Certain things make up the standard criteria for obtaining credit from financial institutions, one of these things is your credit score. Put simply, your credit score is an index that shows your qualification and how much you potentially qualify for a loan or facility. In this article we list out 10 easy ways to improve your credit score.
Credit scores can be ranked as follows: LOW, AVERAGE or EXCELLENT. These rankings play a crucial role in determining the interest accrued by banking institutions and loan facilities. Generally, people with excellent or high credit scores will attract lower interest than those with average or low credit scores.
One of the easiest ways to keep a good credit score is to ensure that there are no late payments on your bills talk less of defaults on payments. A secret to keeping the score high is regular week-in-week-out or monthly payments as they reflect positive finances and balance in your bills.
What you would want to avoid the most in this case however, is a condition where your case is referred to a collection agency; as far as lowering credit scores go, this is the lowest and fastest way to make sure you don’t get any loans.
Another way to increase your credit score is to round up all your credit cards and pay off their balances while using one or two for most transactions. The reason for this is simple; owing multiple amounts on separate cards paints a negative perception of your spending habits, and it is just wiser to make payments with one card that has the best interest rate over making payments with multiple cards.
A common mistake made by most people is trying to have a perfect financial record. To achieve this people occasionally call their banks to have a debt removed from their report as soon as it is paid off.
Similarly, they close down accounts that have a history of good financial transactions, not bearing in mind that account statement and debt repayment history also play a vital role in obtaining credit. As long as you don’t have records of late payments, defaults or written off debts, you should be fine. Sometimes, too much tinkering has a negative effect on your credit history.
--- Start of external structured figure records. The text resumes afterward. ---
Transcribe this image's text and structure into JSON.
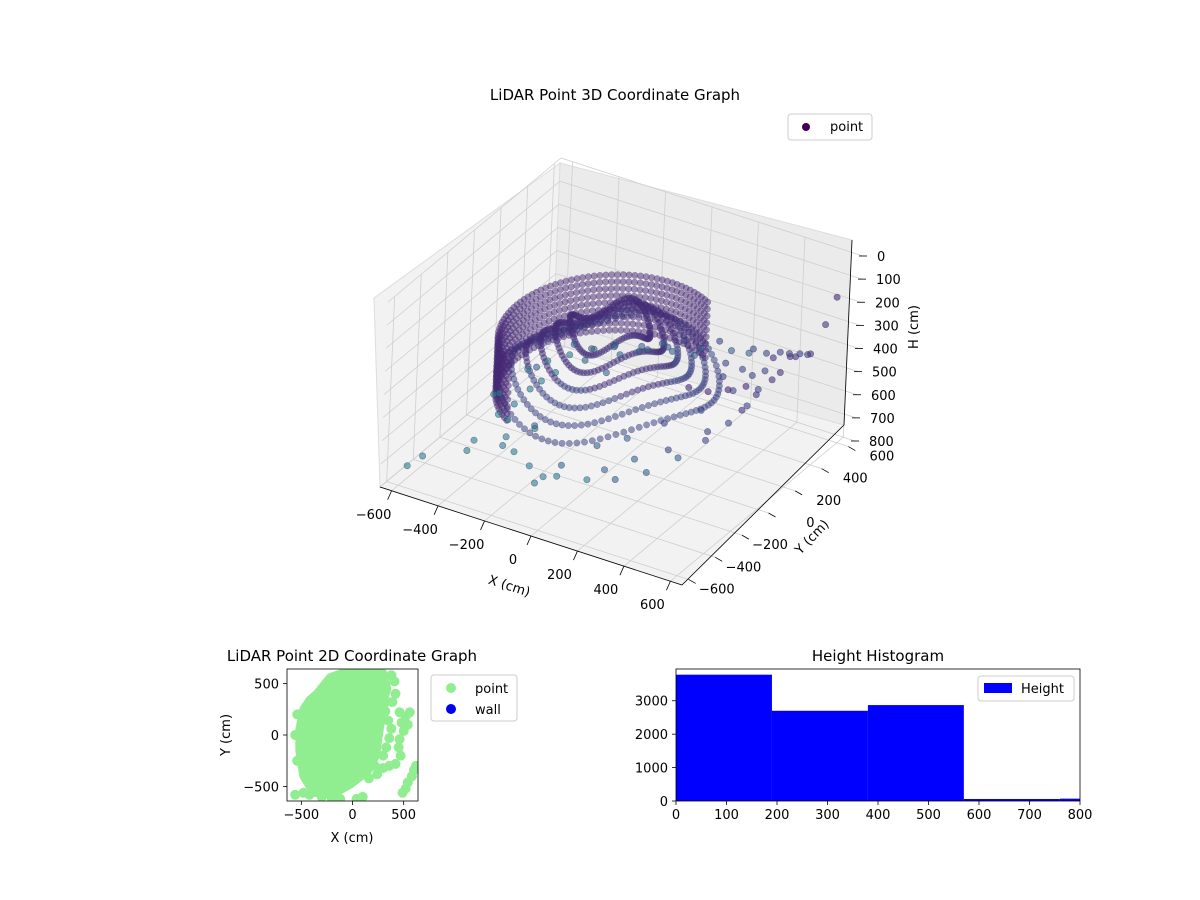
{
  "chart_data": [
    {
      "type": "scatter",
      "projection": "3d",
      "title": "LiDAR Point 3D Coordinate Graph",
      "xlabel": "X (cm)",
      "ylabel": "Y (cm)",
      "zlabel": "H (cm)",
      "xlim": [
        -650,
        650
      ],
      "ylim": [
        -650,
        650
      ],
      "zlim": [
        0,
        800
      ],
      "z_inverted": true,
      "xticks": [
        -600,
        -400,
        -200,
        0,
        200,
        400,
        600
      ],
      "yticks": [
        -600,
        -400,
        -200,
        0,
        200,
        400,
        600
      ],
      "zticks": [
        0,
        100,
        200,
        300,
        400,
        500,
        600,
        700,
        800
      ],
      "grid": true,
      "legend": {
        "placement": "top-right",
        "entries": [
          "point"
        ]
      },
      "colormap": "viridis",
      "series": [
        {
          "name": "point",
          "points": [
            [
              -580,
              120,
              740
            ],
            [
              -560,
              40,
              700
            ],
            [
              -500,
              -260,
              780
            ],
            [
              -520,
              10,
              760
            ],
            [
              -470,
              200,
              630
            ],
            [
              -380,
              320,
              560
            ],
            [
              -300,
              330,
              560
            ],
            [
              -250,
              400,
              560
            ],
            [
              -330,
              -50,
              730
            ],
            [
              -250,
              -200,
              620
            ],
            [
              -150,
              -300,
              760
            ],
            [
              -420,
              150,
              650
            ],
            [
              -120,
              -420,
              720
            ],
            [
              -200,
              250,
              590
            ],
            [
              -120,
              350,
              520
            ],
            [
              -60,
              420,
              500
            ],
            [
              20,
              440,
              470
            ],
            [
              150,
              480,
              450
            ],
            [
              300,
              470,
              430
            ],
            [
              420,
              460,
              400
            ],
            [
              520,
              430,
              360
            ],
            [
              580,
              380,
              320
            ],
            [
              620,
              330,
              280
            ],
            [
              600,
              250,
              260
            ],
            [
              560,
              150,
              230
            ],
            [
              620,
              100,
              250
            ],
            [
              630,
              20,
              240
            ],
            [
              620,
              -80,
              260
            ],
            [
              600,
              -150,
              300
            ],
            [
              540,
              -300,
              340
            ],
            [
              420,
              -380,
              420
            ],
            [
              300,
              -420,
              480
            ],
            [
              180,
              -430,
              560
            ],
            [
              -20,
              -400,
              620
            ],
            [
              -300,
              -350,
              650
            ],
            [
              -450,
              -300,
              700
            ],
            [
              350,
              150,
              380
            ],
            [
              450,
              50,
              360
            ],
            [
              400,
              -100,
              390
            ],
            [
              300,
              -200,
              430
            ],
            [
              200,
              -300,
              480
            ],
            [
              100,
              -350,
              520
            ],
            [
              500,
              200,
              330
            ],
            [
              550,
              300,
              300
            ],
            [
              640,
              400,
              180
            ],
            [
              640,
              480,
              100
            ],
            [
              640,
              -200,
              160
            ],
            [
              630,
              -320,
              120
            ],
            [
              600,
              -420,
              90
            ],
            [
              550,
              -480,
              60
            ],
            [
              -600,
              -420,
              760
            ],
            [
              -620,
              -500,
              770
            ],
            [
              -540,
              260,
              690
            ],
            [
              -500,
              340,
              680
            ],
            [
              -430,
              380,
              650
            ],
            [
              -360,
              420,
              620
            ],
            [
              -280,
              450,
              600
            ],
            [
              -180,
              480,
              580
            ],
            [
              -80,
              500,
              560
            ],
            [
              60,
              500,
              520
            ],
            [
              180,
              520,
              500
            ],
            [
              260,
              510,
              480
            ],
            [
              340,
              500,
              450
            ],
            [
              470,
              440,
              380
            ],
            [
              420,
              250,
              400
            ],
            [
              350,
              300,
              420
            ],
            [
              250,
              350,
              450
            ],
            [
              100,
              380,
              480
            ],
            [
              0,
              390,
              500
            ],
            [
              -100,
              380,
              520
            ],
            [
              -200,
              350,
              560
            ],
            [
              -320,
              300,
              600
            ],
            [
              -400,
              220,
              640
            ],
            [
              -450,
              120,
              680
            ],
            [
              -460,
              20,
              700
            ],
            [
              -430,
              -80,
              710
            ],
            [
              -380,
              -180,
              720
            ],
            [
              -300,
              -260,
              720
            ],
            [
              -200,
              -320,
              720
            ],
            [
              -60,
              -360,
              700
            ],
            [
              80,
              -380,
              660
            ],
            [
              200,
              -380,
              620
            ],
            [
              320,
              -360,
              560
            ],
            [
              430,
              -320,
              480
            ],
            [
              500,
              -240,
              420
            ],
            [
              540,
              -140,
              380
            ],
            [
              550,
              -20,
              360
            ],
            [
              540,
              80,
              340
            ]
          ]
        }
      ]
    },
    {
      "type": "scatter",
      "title": "LiDAR Point 2D Coordinate Graph",
      "xlabel": "X (cm)",
      "ylabel": "Y (cm)",
      "xlim": [
        -640,
        640
      ],
      "ylim": [
        -640,
        640
      ],
      "xticks": [
        -500,
        0,
        500
      ],
      "yticks": [
        -500,
        0,
        500
      ],
      "legend": {
        "placement": "outside-right",
        "entries": [
          "point",
          "wall"
        ]
      },
      "series": [
        {
          "name": "point",
          "color": "#90ee90",
          "region": [
            [
              -350,
              400
            ],
            [
              -220,
              560
            ],
            [
              -50,
              620
            ],
            [
              150,
              620
            ],
            [
              300,
              600
            ],
            [
              340,
              450
            ],
            [
              300,
              320
            ],
            [
              280,
              150
            ],
            [
              250,
              -50
            ],
            [
              230,
              -200
            ],
            [
              150,
              -350
            ],
            [
              -20,
              -480
            ],
            [
              -200,
              -580
            ],
            [
              -380,
              -560
            ],
            [
              -480,
              -400
            ],
            [
              -520,
              -150
            ],
            [
              -520,
              50
            ],
            [
              -480,
              250
            ],
            [
              -420,
              340
            ]
          ],
          "blobs": [
            [
              380,
              580
            ],
            [
              410,
              520
            ],
            [
              420,
              400
            ],
            [
              390,
              320
            ],
            [
              460,
              220
            ],
            [
              480,
              120
            ],
            [
              500,
              40
            ],
            [
              460,
              -40
            ],
            [
              450,
              -120
            ],
            [
              470,
              -200
            ],
            [
              420,
              -280
            ],
            [
              360,
              -300
            ],
            [
              300,
              -320
            ],
            [
              240,
              -380
            ],
            [
              160,
              -420
            ],
            [
              220,
              -300
            ],
            [
              180,
              -250
            ],
            [
              540,
              -460
            ],
            [
              580,
              -400
            ],
            [
              600,
              -340
            ],
            [
              620,
              -300
            ],
            [
              520,
              -520
            ],
            [
              490,
              -560
            ],
            [
              -480,
              -560
            ],
            [
              -560,
              -580
            ],
            [
              -420,
              -580
            ],
            [
              -300,
              -600
            ],
            [
              -200,
              -620
            ],
            [
              -120,
              -620
            ],
            [
              40,
              -620
            ],
            [
              100,
              -600
            ],
            [
              330,
              320
            ],
            [
              320,
              230
            ],
            [
              350,
              140
            ],
            [
              380,
              60
            ],
            [
              360,
              -30
            ],
            [
              330,
              -120
            ],
            [
              300,
              -200
            ],
            [
              560,
              220
            ],
            [
              520,
              180
            ],
            [
              540,
              100
            ],
            [
              -560,
              0
            ],
            [
              -540,
              200
            ],
            [
              -540,
              -250
            ]
          ]
        },
        {
          "name": "wall",
          "color": "#0000ee",
          "points": []
        }
      ]
    },
    {
      "type": "bar",
      "title": "Height Histogram",
      "xlim": [
        0,
        800
      ],
      "ylim": [
        0,
        3950
      ],
      "xticks": [
        0,
        100,
        200,
        300,
        400,
        500,
        600,
        700,
        800
      ],
      "yticks": [
        0,
        1000,
        2000,
        3000
      ],
      "legend": {
        "placement": "top-right",
        "entries": [
          "Height"
        ]
      },
      "series": [
        {
          "name": "Height",
          "color": "#0000ff",
          "bins": [
            0,
            190,
            380,
            570,
            760,
            950
          ],
          "values": [
            3780,
            2700,
            2870,
            60,
            70
          ]
        }
      ]
    }
  ]
}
As earlier said owning a credit card affects your credit score. The payment history on your card also impacts the credit score. Ideally, you should not have a balance that shows you have more than 30 – 35 percent of your available credit limit unused as this will affect your score even when you make prompt bill payments.
To boost your score, keep a balance that falls lesser than the 35 percent allowed. Demonstrate proper and wise utilization while reducing your credit through your payment history and watch your credit score improve.
If it looks like you might be short on this month’s payment, the first step is to reach out to your creditors and see if there is a way to re-arrange or reschedule payments to a more convenient period. Do everything possible to see that your case is not listed with the credit collectors. You can consider using debt consolidation service to help you manage the negotiations with your creditors and allow you pay off your debts in one convenient payment schedule.
If you previously ran a joint account with your ex, it may be advisable to separate from the account and have a single one. This is because the spending habits of the other reflects on the joint account and so does the joint debts and credits. As the divorce process moves on, ensure to clear all joint credit and close the account as soon as possible.
Notify all necessary financial companies that you have divested from the relationship and they will provide you the best possible options to help you avoid negative knock-on effects from your ex’s financial activities. There have been cases where a vengeful ex has left debts unpaid or taken fresh credit cards on the couple’s account during a divorce and ran up debt without any plans to repay.
If you go through your credit report and find an error, it is very important to take it up and ensure that the error is sorted and the old information listed therein is removed and replaced with the corrections. Also that you retrieve your credit report from the most common providers at least once a year to know what everyone has listed as your account and debt records. Take some time to identify potential issues and have these resolved before they affect your credit in the future.
Becoming an authorized user on someone else’s card is a positive way to increase credit score most importantly when the other person has a very good financial habit. This helps in two ways, first it helps reduce your credit utilization ratio, and secondly, all the transactions of the other person will show up in your own records. One person you can do that with is a child when you are teaching them to be financially responsible. Because you are also most likely responsible for paying off part of their credit card debts, you might as well score some cool credit points along with the cool dad points.
Applying for a credit limit increase or getting a new credit card are ways to improve your credit score. The most beneficial aspect is the reduction of the credit utilization ratio; a criterion that weighs a lot when determining credit scores. The more your credit limit, the easier it would be for you to stay within the recommended 30-35 percent usage limit. Be careful also that this also means a higher debt risk if you lose focus and have many expenses on the new credit line. Be responsible with any credit limits and watch it boost your credit score.
Enquiries made on a credit card or account often ends up in the credit report and can be shady towards your credit score increased. Enquiries often arise when a card is being maxed out, defaults on payments and so on. Also, do not sign up for financial programs that involve your credit history being pulled up frequently. You should also research a new loan or credit card properly to know if you are eligible before applying. Having failed applications that require your credit report being requested will not help to improve your credit score but will negatively affect it.